Sinhá Moreira: mulher arrojada e a serviço dos outros
Quando cheguei a Santa Rita do Sapucaí, pequena cidade do Sul das Minas Gerais, impressionou-me ver o nome “Moreira” por todo lado: Escola Técnica de Eletrônica Francisco Moreira, Hospital Antônio Moreira, Escolas Estadual Sinhá Moreira e uma outra Dr. Delfim Moreira, Incubadora Municipal Sinhá Moreira, Avenidas Delfim Moreira e outra Sinhá Moreira... Aos poucos, fui descobrindo as grandes figuras que aqui nasceram e se projetaram social e politicamente pelo país. Os Moreiras eram uma delas.
Pesquisei, curioso, antigos exemplares do jornal “Correio do Sul”, então aqui publicado, e encontrei sempre referências positivas e por diversos anos à dona Luzia Rennó Moreira (1907–1963), carinhosamente chamada de dona Sinhá.

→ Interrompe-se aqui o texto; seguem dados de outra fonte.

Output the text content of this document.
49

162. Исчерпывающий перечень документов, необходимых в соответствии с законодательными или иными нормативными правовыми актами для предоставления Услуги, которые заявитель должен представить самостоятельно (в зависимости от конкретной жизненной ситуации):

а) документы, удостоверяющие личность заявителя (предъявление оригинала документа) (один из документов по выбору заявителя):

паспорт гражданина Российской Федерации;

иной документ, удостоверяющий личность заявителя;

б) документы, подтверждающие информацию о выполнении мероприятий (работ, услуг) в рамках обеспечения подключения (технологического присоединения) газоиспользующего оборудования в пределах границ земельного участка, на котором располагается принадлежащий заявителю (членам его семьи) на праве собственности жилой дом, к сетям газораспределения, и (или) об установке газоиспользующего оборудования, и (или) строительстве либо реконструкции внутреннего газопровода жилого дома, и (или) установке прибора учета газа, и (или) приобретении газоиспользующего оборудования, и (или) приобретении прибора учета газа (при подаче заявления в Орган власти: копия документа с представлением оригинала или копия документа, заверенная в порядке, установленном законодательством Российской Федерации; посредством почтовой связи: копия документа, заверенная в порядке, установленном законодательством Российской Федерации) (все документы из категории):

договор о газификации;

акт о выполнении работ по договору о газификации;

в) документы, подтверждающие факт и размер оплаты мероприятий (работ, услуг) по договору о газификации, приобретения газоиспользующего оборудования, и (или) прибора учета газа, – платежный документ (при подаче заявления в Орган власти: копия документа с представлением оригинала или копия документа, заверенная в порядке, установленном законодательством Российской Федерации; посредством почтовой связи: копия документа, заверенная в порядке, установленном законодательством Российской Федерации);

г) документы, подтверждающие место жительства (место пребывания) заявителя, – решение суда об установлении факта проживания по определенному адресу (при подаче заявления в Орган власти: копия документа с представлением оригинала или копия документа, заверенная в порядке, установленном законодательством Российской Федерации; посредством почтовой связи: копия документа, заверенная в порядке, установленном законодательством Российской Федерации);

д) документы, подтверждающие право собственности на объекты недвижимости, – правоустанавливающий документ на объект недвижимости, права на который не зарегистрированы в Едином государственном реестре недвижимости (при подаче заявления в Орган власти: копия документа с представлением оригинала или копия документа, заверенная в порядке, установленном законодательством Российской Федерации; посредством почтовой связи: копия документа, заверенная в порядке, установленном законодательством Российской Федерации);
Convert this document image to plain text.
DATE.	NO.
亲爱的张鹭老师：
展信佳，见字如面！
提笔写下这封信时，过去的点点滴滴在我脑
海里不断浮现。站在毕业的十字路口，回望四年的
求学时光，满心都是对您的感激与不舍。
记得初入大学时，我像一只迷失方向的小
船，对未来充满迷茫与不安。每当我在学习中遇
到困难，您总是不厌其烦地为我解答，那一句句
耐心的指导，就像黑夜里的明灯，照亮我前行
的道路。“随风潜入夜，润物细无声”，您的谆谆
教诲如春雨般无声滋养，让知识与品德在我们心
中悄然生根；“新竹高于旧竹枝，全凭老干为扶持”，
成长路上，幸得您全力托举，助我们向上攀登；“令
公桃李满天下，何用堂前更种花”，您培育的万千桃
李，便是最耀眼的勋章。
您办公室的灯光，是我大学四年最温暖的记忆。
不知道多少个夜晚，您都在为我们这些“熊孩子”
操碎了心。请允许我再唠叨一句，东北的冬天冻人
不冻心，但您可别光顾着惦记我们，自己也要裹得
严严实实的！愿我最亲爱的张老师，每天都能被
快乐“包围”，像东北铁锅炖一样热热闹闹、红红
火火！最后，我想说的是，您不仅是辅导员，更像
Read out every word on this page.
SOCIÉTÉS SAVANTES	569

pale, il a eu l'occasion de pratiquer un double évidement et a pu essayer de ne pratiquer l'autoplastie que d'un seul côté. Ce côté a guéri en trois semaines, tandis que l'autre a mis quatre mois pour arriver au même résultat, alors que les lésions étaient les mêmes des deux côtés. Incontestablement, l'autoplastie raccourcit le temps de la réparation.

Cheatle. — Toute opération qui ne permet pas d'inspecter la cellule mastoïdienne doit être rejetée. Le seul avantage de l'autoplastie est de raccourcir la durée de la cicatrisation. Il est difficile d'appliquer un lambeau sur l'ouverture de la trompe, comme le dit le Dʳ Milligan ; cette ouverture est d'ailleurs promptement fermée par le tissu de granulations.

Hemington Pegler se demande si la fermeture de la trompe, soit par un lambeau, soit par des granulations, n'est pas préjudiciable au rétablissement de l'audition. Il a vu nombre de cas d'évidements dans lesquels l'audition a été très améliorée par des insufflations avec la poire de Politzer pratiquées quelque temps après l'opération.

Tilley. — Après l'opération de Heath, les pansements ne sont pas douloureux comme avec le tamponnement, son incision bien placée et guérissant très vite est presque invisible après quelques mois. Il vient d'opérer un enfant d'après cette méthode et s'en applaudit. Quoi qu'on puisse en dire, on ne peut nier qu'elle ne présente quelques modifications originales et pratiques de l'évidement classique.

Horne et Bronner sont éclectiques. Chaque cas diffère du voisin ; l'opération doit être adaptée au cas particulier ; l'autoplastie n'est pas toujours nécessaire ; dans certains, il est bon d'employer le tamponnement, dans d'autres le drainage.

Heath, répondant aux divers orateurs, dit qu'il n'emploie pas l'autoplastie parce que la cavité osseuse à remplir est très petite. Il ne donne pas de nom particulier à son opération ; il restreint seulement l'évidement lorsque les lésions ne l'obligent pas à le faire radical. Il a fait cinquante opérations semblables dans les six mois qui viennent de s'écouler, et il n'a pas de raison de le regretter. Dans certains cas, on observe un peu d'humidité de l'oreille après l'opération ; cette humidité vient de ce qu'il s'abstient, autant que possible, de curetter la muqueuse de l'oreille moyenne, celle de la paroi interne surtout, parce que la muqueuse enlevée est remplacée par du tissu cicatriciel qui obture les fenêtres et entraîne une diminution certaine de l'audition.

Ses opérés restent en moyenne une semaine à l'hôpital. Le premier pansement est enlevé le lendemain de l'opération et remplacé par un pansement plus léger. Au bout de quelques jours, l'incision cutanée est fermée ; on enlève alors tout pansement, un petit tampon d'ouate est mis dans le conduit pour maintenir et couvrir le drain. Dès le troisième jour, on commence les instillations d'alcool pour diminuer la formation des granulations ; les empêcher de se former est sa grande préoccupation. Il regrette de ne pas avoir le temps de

O pai desta mulher fez fortunas com o cultivo de café e a cana de açúcar, fundou o antigo Banco da Lavoura de Minas Gerais (1927) e mais tarde, foi presidente do Banco Nacional de Minas Gerais. Um irmão deste “coronel” foi presidente do Estado de Minas Gerais e, logo depois, presidente da República: Delfim Moreira (1918).
Nesta família economicamente privilegiada e nesta pequena cidade rural de Santa Rita do Sapucaí, nasceu, pois, dona Sinhá. Casada por interesses financeiros com um primo diplomata, viajada, rica, desquitada aos 34 anos, tinha tudo para fazer uma vida superficial e desregrada. Mas ela não enveredou por aí.
Voltando para a sua cidade natal, dona Sinhá começou a construir casas populares; mais de 80! Isso foi em 1952. Logo depois, fundou uma escola primária, pois sabia que sem educação a cidade não iria para frente. Ao mesmo tempo, ajuda o Asilo dos Idosos e até constrói um hospital... A pequena cidade foi sacudida pelas suas belas iniciativas sociais.
Um dia, começou a sonhar numa escola profissional que enraizasse os jovens e não fossem obrigados a buscar trabalho em cidades maiores. Conseguiu do presidente Juscelino Kubitschek a criação dos cursos de eletrônica, em nível médio. Surge, assim, a primeira Escola Técnica de Eletrônica do Brasil, na pequena cidade de Santa Rita do Sapucaí.
Graças a esta iniciativa e a partir de então esta pequena cidade rural toma vulto, até se tornar no famoso polo de excelência: “Vale da Eletrônica”.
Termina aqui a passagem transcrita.